Having gone deep underground to create animal cave paintings, early humans as early as 40,000 years ago also developed a system of signs that remarkably overlap on different continents.

Von Petzinger spent years cataloguing these symbols in Europe, visiting 52 caves – in France, Spahn, Italy and Portugal. The symbols she found ranged from dots, lines, triangles, squares and zigzags to more complex forms such as staircase shapes, hand stencils, something called tectiform, which looks like a pillar with a roof, and feather shapes called pennyforms.”

She found 32 signs found across the continent, carved and painted over a very long period of time. “For tens of thousands of years, our ancestors seem to have been remarkably consistent in the symbols they used.” Von Petzinger sees this system as the result of the migration of modern humans to Europe from Africa. “It does not look like the initial stage of a completely new invention,” she writes in her book “The First Signs: Unlocking the Secrets of the World’s Most Ancient Symbols.”

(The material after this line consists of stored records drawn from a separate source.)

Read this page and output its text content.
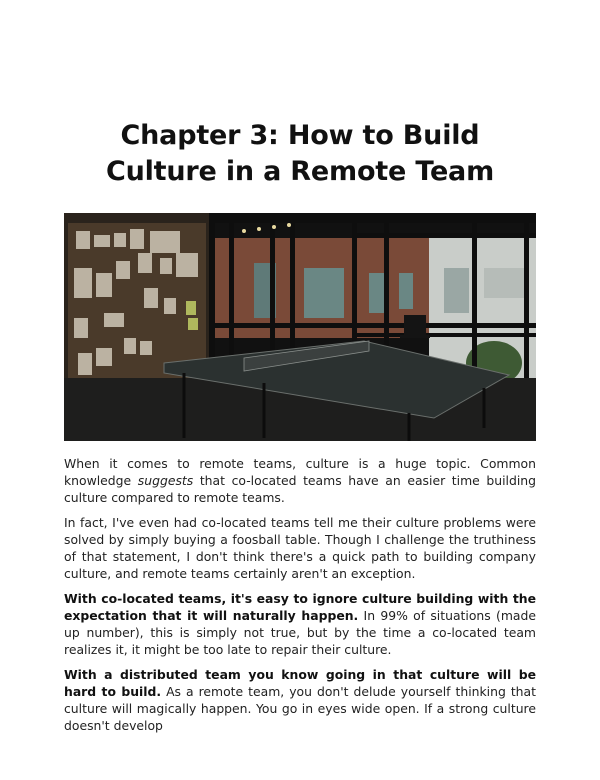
Chapter 3: How to Build Culture in a Remote Team

When it comes to remote teams, culture is a huge topic. Common knowledge suggests that co-located teams have an easier time building culture compared to remote teams.

In fact, I've even had co-located teams tell me their culture problems were solved by simply buying a foosball table. Though I challenge the truthiness of that statement, I don't think there's a quick path to building company culture, and remote teams certainly aren't an exception.

With co-located teams, it's easy to ignore culture building with the expectation that it will naturally happen. In 99% of situations (made up number), this is simply not true, but by the time a co-located team realizes it, it might be too late to repair their culture.

With a distributed team you know going in that culture will be hard to build. As a remote team, you don't delude yourself thinking that culture will magically happen. You go in eyes wide open. If a strong culture doesn't develop
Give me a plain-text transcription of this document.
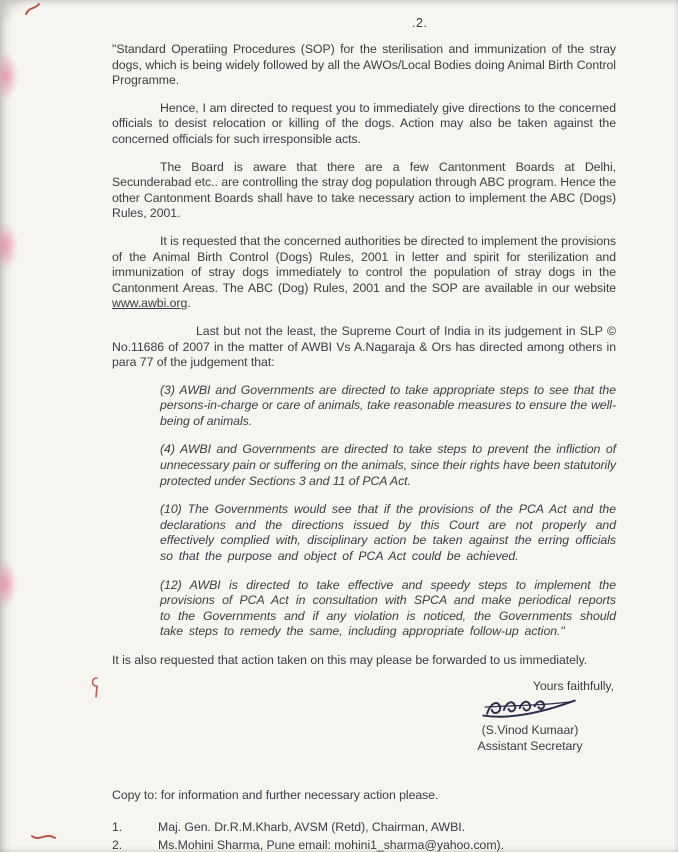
.2.

"Standard Operatiing Procedures (SOP) for the sterilisation and immunization of the stray dogs, which is being widely followed by all the AWOs/Local Bodies doing Animal Birth Control Programme.

Hence, I am directed to request you to immediately give directions to the concerned officials to desist relocation or killing of the dogs. Action may also be taken against the concerned officials for such irresponsible acts.

The Board is aware that there are a few Cantonment Boards at Delhi, Secunderabad etc.. are controlling the stray dog population through ABC program. Hence the other Cantonment Boards shall have to take necessary action to implement the ABC (Dogs) Rules, 2001.

It is requested that the concerned authorities be directed to implement the provisions of the Animal Birth Control (Dogs) Rules, 2001 in letter and spirit for sterilization and immunization of stray dogs immediately to control the population of stray dogs in the Cantonment Areas. The ABC (Dog) Rules, 2001 and the SOP are available in our website www.awbi.org.

Last but not the least, the Supreme Court of India in its judgement in SLP © No.11686 of 2007 in the matter of AWBI Vs A.Nagaraja & Ors has directed among others in para 77 of the judgement that:

(3) AWBI and Governments are directed to take appropriate steps to see that the persons-in-charge or care of animals, take reasonable measures to ensure the well-being of animals.

(4) AWBI and Governments are directed to take steps to prevent the infliction of unnecessary pain or suffering on the animals, since their rights have been statutorily protected under Sections 3 and 11 of PCA Act.

(10) The Governments would see that if the provisions of the PCA Act and the declarations and the directions issued by this Court are not properly and effectively complied with, disciplinary action be taken against the erring officials so that the purpose and object of PCA Act could be achieved.

(12) AWBI is directed to take effective and speedy steps to implement the provisions of PCA Act in consultation with SPCA and make periodical reports to the Governments and if any violation is noticed, the Governments should take steps to remedy the same, including appropriate follow-up action."

It is also requested that action taken on this may please be forwarded to us immediately.

Yours faithfully,
(S.Vinod Kumaar)
Assistant Secretary
Copy to: for information and further necessary action please.
1.	Maj. Gen. Dr.R.M.Kharb, AVSM (Retd), Chairman, AWBI.
2.	Ms.Mohini Sharma, Pune email: mohini1_sharma@yahoo.com).
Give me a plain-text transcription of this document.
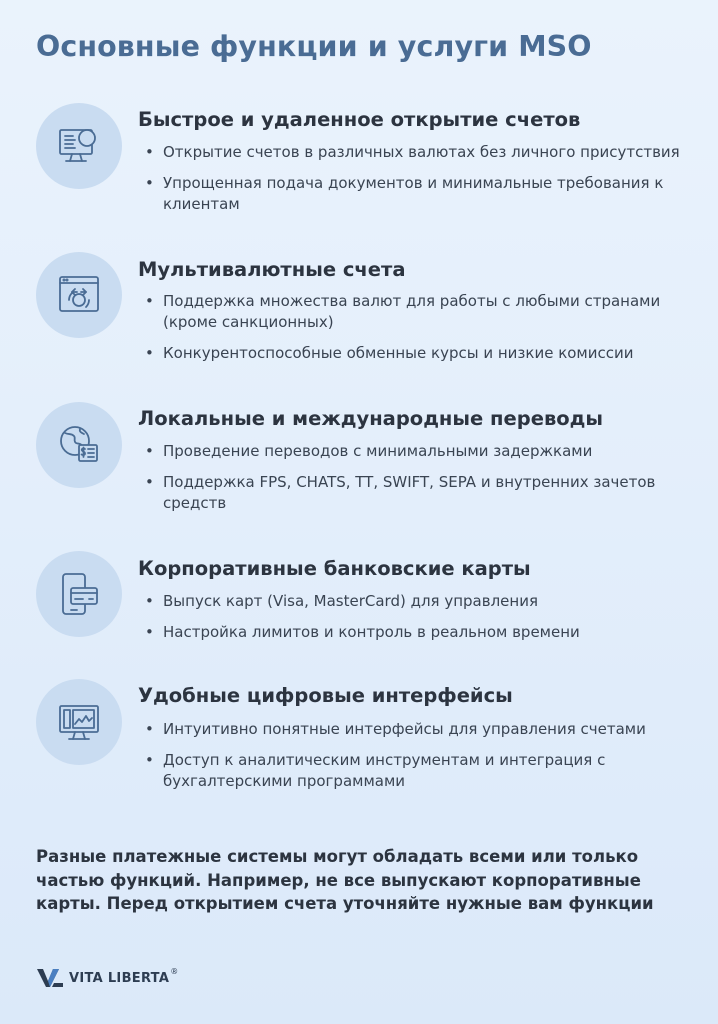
Основные функции и услуги MSO
Быстрое и удаленное открытие счетов
• Открытие счетов в различных валютах без личного присутствия
• Упрощенная подача документов и минимальные требования к клиентам
Мультивалютные счета
• Поддержка множества валют для работы с любыми странами (кроме санкционных)
• Конкурентоспособные обменные курсы и низкие комиссии
Локальные и международные переводы
• Проведение переводов с минимальными задержками
• Поддержка FPS, CHATS, TT, SWIFT, SEPA и внутренних зачетов средств
Корпоративные банковские карты
• Выпуск карт (Visa, MasterCard) для управления
• Настройка лимитов и контроль в реальном времени
Удобные цифровые интерфейсы
• Интуитивно понятные интерфейсы для управления счетами
• Доступ к аналитическим инструментам и интеграция с бухгалтерскими программами
Разные платежные системы могут обладать всеми или только частью функций. Например, не все выпускают корпоративные карты. Перед открытием счета уточняйте нужные вам функции
VITA LIBERTA ®
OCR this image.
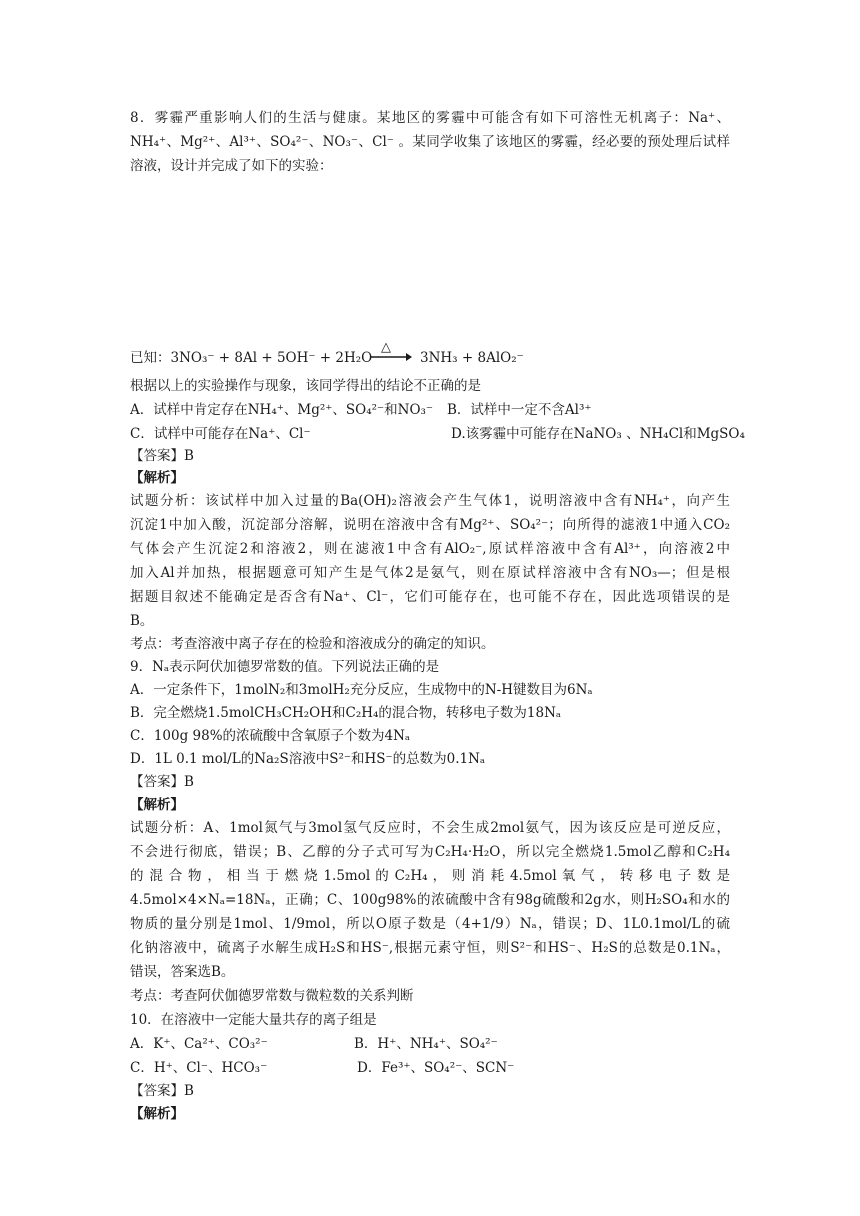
8．雾霾严重影响人们的生活与健康。某地区的雾霾中可能含有如下可溶性无机离子：Na⁺、
NH₄⁺、Mg²⁺、Al³⁺、SO₄²⁻、NO₃⁻、Cl⁻ 。某同学收集了该地区的雾霾，经必要的预处理后试样
溶液，设计并完成了如下的实验：
已知：3NO₃⁻ + 8Al + 5OH⁻ + 2H₂O
△
3NH₃ + 8AlO₂⁻
根据以上的实验操作与现象，该同学得出的结论不正确的是
A．试样中肯定存在NH₄⁺、Mg²⁺、SO₄²⁻和NO₃⁻ B．试样中一定不含Al³⁺
C．试样中可能存在Na⁺、Cl⁻	D.该雾霾中可能存在NaNO₃ 、NH₄Cl和MgSO₄
【答案】B
【解析】
试题分析：该试样中加入过量的Ba(OH)₂溶液会产生气体1，说明溶液中含有NH₄⁺，向产生
沉淀1中加入酸，沉淀部分溶解，说明在溶液中含有Mg²⁺、SO₄²⁻；向所得的滤液1中通入CO₂
气体会产生沉淀2和溶液2，则在滤液1中含有AlO₂⁻,原试样溶液中含有Al³⁺，向溶液2中
加入Al并加热，根据题意可知产生是气体2是氨气，则在原试样溶液中含有NO₃—；但是根
据题目叙述不能确定是否含有Na⁺、Cl⁻，它们可能存在，也可能不存在，因此选项错误的是
B。
考点：考查溶液中离子存在的检验和溶液成分的确定的知识。
9．Nₐ表示阿伏加德罗常数的值。下列说法正确的是
A．一定条件下，1molN₂和3molH₂充分反应，生成物中的N-H键数目为6Nₐ
B．完全燃烧1.5molCH₃CH₂OH和C₂H₄的混合物，转移电子数为18Nₐ
C．100g 98%的浓硫酸中含氧原子个数为4Nₐ
D．1L 0.1 mol/L的Na₂S溶液中S²⁻和HS⁻的总数为0.1Nₐ
【答案】B
【解析】
试题分析：A、1mol氮气与3mol氢气反应时，不会生成2mol氨气，因为该反应是可逆反应，
不会进行彻底，错误；B、乙醇的分子式可写为C₂H₄·H₂O，所以完全燃烧1.5mol乙醇和C₂H₄
的 混 合 物 ， 相 当 于 燃 烧 1.5mol 的 C₂H₄ ， 则 消 耗 4.5mol 氧 气 ， 转 移 电 子 数 是
4.5mol×4×Nₐ=18Nₐ，正确；C、100g98%的浓硫酸中含有98g硫酸和2g水，则H₂SO₄和水的
物质的量分别是1mol、1/9mol，所以O原子数是（4+1/9）Nₐ，错误；D、1L0.1mol/L的硫
化钠溶液中，硫离子水解生成H₂S和HS⁻,根据元素守恒，则S²⁻和HS⁻、H₂S的总数是0.1Nₐ，
错误，答案选B。
考点：考查阿伏伽德罗常数与微粒数的关系判断
10．在溶液中一定能大量共存的离子组是
A．K⁺、Ca²⁺、CO₃²⁻	B．H⁺、NH₄⁺、SO₄²⁻
C．H⁺、Cl⁻、HCO₃⁻	D．Fe³⁺、SO₄²⁻、SCN⁻
【答案】B
【解析】
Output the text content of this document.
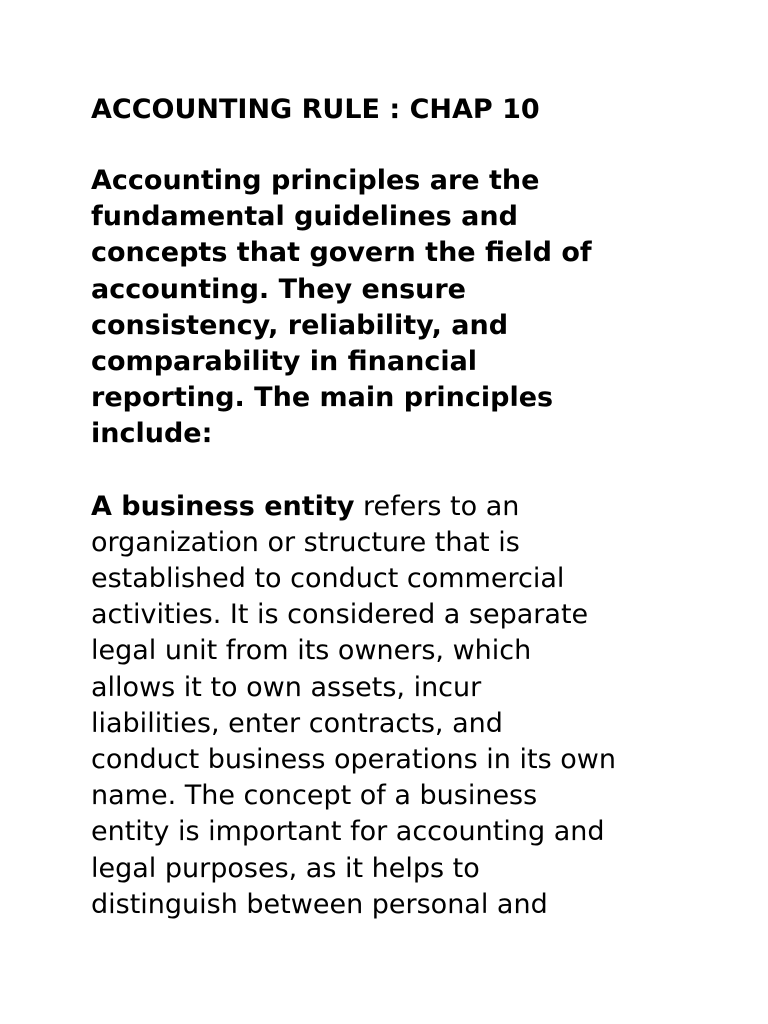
ACCOUNTING RULE : CHAP 10

Accounting principles are the
fundamental guidelines and
concepts that govern the field of
accounting. They ensure
consistency, reliability, and
comparability in financial
reporting. The main principles
include:

A business entity refers to an
organization or structure that is
established to conduct commercial
activities. It is considered a separate
legal unit from its owners, which
allows it to own assets, incur
liabilities, enter contracts, and
conduct business operations in its own
name. The concept of a business
entity is important for accounting and
legal purposes, as it helps to
distinguish between personal and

Geneviève von Petzinger describes this early system of communication through abstract signs as a precursor to the “global network of information exchange” in the modern world. “We have for so long relied on the mental achievements of those who came before us,” she says, “that it is easy to forget that some abilities existed long before the formal written records that we recognize. These symbols have traveled: they are found not only in caves, but also engraved on deer teeth strung on an ancient necklace.

Geneviève von Petzinger believes that “simple forms represent a fundamental shift in the mental capacity of our ancestors” toward using abstract symbols to communicate.

Her research “suggests that the cognitive mechanisms necessary for the development of cave and rock art are probably similar to those used to express the symbolic thinking necessary for language.”

In other words, according to her theory, “cave and rock art represents the modality (is a linguistic universal) of linguistic expression. And the symbols surrounding this art may represent a development of this form of communication – it is the very first writing system used by early humans around the world for tens of thousands of years.